Eine Inspektion ist die formalste Reviewart und folgt einem definierten Ablauf. Jede beteiligte Person, die entweder aus dem direkten Fachkollegenkreis kommt oder Experte einer für das Arbeitsergebnis relevanten Fachrichtung ist, hat eine vorgeschriebene Rolle auszuführen. Der Ablauf ist durch Regeln definiert und es werden zu den einzelnen Aspekten Prüfkriterien von den Reviewern verwendet.

Ziel der Inspektion sind die Aufdeckung von Unklarheiten, möglichen Fehlern, die Bestimmung der Qualität des Arbeitsergebnisses sowie Vertrauen in das Arbeitsergebnis zu schaffen. Konsens aller Beteiligten ist auch bei der Inspektion anzustreben. Durch die Erkenntnisse, die der Autor bei der Inspektion gewinnt, werden zukünftig ähnliche Fehler verhindert und - wie beim technischen Review - seine Arbeitsergebnisse zukünftig verbessert.

Das Arbeitsergebnis wird vor der Inspektion formal geprüft und auch, ob es reviewfähig ist.
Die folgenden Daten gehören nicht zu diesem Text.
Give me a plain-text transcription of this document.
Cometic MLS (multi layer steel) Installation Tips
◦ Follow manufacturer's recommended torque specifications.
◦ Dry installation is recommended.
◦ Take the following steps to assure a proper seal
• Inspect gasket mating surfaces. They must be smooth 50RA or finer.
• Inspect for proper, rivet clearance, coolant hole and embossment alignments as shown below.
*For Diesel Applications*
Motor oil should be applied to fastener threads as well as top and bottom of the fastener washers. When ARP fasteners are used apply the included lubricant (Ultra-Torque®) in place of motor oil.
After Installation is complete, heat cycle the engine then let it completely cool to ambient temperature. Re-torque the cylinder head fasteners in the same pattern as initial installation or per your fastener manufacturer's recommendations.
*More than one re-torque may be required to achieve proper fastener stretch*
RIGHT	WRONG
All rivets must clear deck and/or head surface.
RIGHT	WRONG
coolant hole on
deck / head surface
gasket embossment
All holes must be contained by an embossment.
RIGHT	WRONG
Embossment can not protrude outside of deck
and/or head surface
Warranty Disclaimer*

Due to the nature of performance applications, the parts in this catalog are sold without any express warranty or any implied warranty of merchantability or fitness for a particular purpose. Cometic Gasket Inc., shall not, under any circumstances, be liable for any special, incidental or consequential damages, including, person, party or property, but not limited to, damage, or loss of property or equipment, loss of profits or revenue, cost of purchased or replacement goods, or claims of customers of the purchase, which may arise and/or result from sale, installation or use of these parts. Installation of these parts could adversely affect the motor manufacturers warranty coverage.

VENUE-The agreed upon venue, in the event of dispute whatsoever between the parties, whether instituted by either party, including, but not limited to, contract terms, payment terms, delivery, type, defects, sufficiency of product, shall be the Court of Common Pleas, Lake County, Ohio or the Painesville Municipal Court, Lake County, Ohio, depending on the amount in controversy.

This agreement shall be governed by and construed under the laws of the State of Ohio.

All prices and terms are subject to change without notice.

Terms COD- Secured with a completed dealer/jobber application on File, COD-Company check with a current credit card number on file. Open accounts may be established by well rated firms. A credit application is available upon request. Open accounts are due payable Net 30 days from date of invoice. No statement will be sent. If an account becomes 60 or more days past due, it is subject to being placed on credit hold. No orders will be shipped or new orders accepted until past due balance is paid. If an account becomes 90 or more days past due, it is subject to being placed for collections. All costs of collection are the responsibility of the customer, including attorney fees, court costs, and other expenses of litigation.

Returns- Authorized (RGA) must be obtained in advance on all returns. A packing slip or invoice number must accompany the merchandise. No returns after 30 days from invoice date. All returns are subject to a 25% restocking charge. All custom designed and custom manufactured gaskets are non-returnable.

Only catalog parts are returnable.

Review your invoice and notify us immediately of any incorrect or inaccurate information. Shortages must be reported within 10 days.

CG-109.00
Die individuelle Vorbereitung der Reviewer erfolgt nach Vorschriften oder Standards unter der Verwendung von Checklisten.

Der Nutzen, der sich aus der korrekten Anwendung ergibt, ist nicht zu unterschätzen. Die Methode fördert das Verständnis für das Produkt und unterstützt eine hohe Qualitätskultur.

Aufgrund des hohen zeitlichen und organisatorischen Aufwandes ist es jedoch ratsam, die Methode nur in den Fällen anzuwenden, in denen es zwingend erforderlich ist.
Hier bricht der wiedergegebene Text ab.